La resolución de la CIEJ cuestionó las reuniones entre jueces y poderes políticos, además de bregar para que, si deben realizarse, sean en el marco de reuniones públicas y transparencia para no generar sospechas.

También destacaron que las reuniones entre jueces y políticos en general pueden afectar el principio de separación de poderes y, por lo tanto, el del Estado de Derecho.

En el caso de Hornos visitó a Mauricio Macri en la Casa Rosada varias veces y ante la consulta de sus pares reconoció que lo "unía una relación de amistad" personal con el ex presidente. Mariano Borinsky, por su parte, se reunió con Macri en la Quinta de Olivos, donde jugaron varios partidos de paddle. Muchas reuniones se dieron en semanas clave, antes o después de que los jueces tomaran medidas contra rivales políticos de Macri. Escandaloso.  

Las principales definiciones de la Comisión Iberoamericana de Ética Judicial:

"La necesaria cooperación armónica entre los órganos del Estado no impide, ciertamente, la presencia institucional de los jueces, como muestra de cortesía, en reuniones públicas con los más altos responsables políticos de la Nación. Sin embargo, resulta desaconsejable de manera terminante una familiaridad y una regularidad en los intercambios y en la presencia de jueces en los organismos gubernamentales.
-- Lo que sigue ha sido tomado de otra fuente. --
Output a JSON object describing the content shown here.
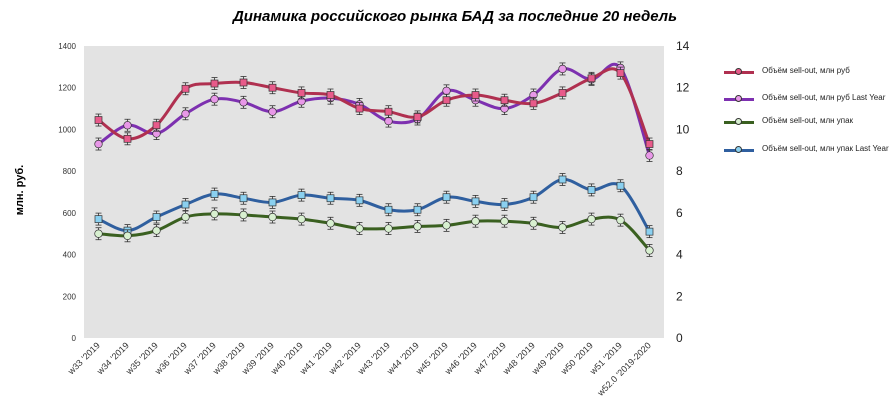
{
  "chart_data": {
    "type": "line",
    "title": "Динамика российского рынка БАД за последние 20 недель",
    "ylabel": "млн. руб.",
    "ylim_left": [
      0,
      1400
    ],
    "ylim_right": [
      0,
      14
    ],
    "left_ticks": [
      "0",
      "200",
      "400",
      "600",
      "800",
      "1000",
      "1200",
      "1400"
    ],
    "right_ticks": [
      "0",
      "2",
      "4",
      "6",
      "8",
      "10",
      "12",
      "14"
    ],
    "categories": [
      "w33 '2019",
      "w34 '2019",
      "w35 '2019",
      "w36 '2019",
      "w37 '2019",
      "w38 '2019",
      "w39 '2019",
      "w40 '2019",
      "w41 '2019",
      "w42 '2019",
      "w43 '2019",
      "w44 '2019",
      "w45 '2019",
      "w46 '2019",
      "w47 '2019",
      "w48 '2019",
      "w49 '2019",
      "w50 '2019",
      "w51 '2019",
      "w52.0 '2019-2020"
    ],
    "grid": false,
    "legend_position": "right",
    "series": [
      {
        "name": "Объём sell-out, млн руб",
        "axis": "left",
        "color": "#b03050",
        "marker": "#e85a8a",
        "values": [
          1045,
          955,
          1020,
          1195,
          1220,
          1225,
          1200,
          1175,
          1165,
          1100,
          1085,
          1060,
          1140,
          1165,
          1140,
          1125,
          1175,
          1245,
          1270,
          930
        ]
      },
      {
        "name": "Объём sell-out, млн руб Last Year",
        "axis": "left",
        "color": "#7d30b0",
        "marker": "#e898e8",
        "values": [
          930,
          1020,
          980,
          1075,
          1145,
          1130,
          1085,
          1135,
          1150,
          1120,
          1040,
          1050,
          1185,
          1140,
          1100,
          1165,
          1290,
          1240,
          1295,
          875
        ]
      },
      {
        "name": "Объём sell-out, млн упак",
        "axis": "right",
        "color": "#3a6020",
        "marker": "#d8f0d0",
        "values": [
          5.0,
          4.9,
          5.15,
          5.8,
          5.95,
          5.9,
          5.8,
          5.7,
          5.5,
          5.25,
          5.25,
          5.35,
          5.4,
          5.6,
          5.6,
          5.5,
          5.3,
          5.7,
          5.65,
          4.2
        ]
      },
      {
        "name": "Объём sell-out, млн упак Last Year",
        "axis": "right",
        "color": "#2f5f9f",
        "marker": "#8ad0f0",
        "values": [
          5.7,
          5.15,
          5.8,
          6.4,
          6.9,
          6.7,
          6.5,
          6.85,
          6.7,
          6.6,
          6.15,
          6.15,
          6.75,
          6.55,
          6.4,
          6.75,
          7.6,
          7.1,
          7.3,
          5.1
        ]
      }
    ]
  }
}
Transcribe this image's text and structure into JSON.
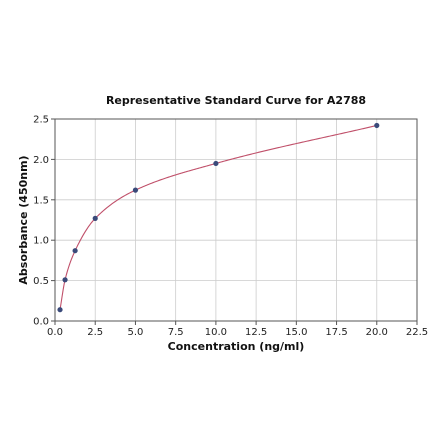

En estas condiciones, se deberán tomar las previsiones requeridas para garantizar la transparencia y publicidad de dichos encuentros y velar para que no se celebren reuniones en privado que puedan generar algún tipo de sospecha".

"Las reuniones de jueces y responsables políticos pueden afectar a la separación de poderes como principio básico del Estado de Derecho".

"La independencia y la imparcialidad del juez no pueden despertar dudas ni temores a los justiciables que estén ante los tribunales pero tampoco pueden generar desconfianza en los ciudadanos".

"Los jueces deberían en todo caso comportarse en todo momento y en el ejercicio de sus funciones al margen de la “actividad política partidaria”.

"Para los supuestos en que se vea comprometida la imparcialidad existe la obligación legal y ética del juez de abstenerse o de admitir la recusación que se le formule por las partes. En este supuesto, no hay duda de que el trato con una de las partes implicadas en el proceso, con anterioridad o con mayor razón al mismo tiempo que se están desarrollando, determina la estabilidad legal y ética del juez de seguir conociendo el asunto".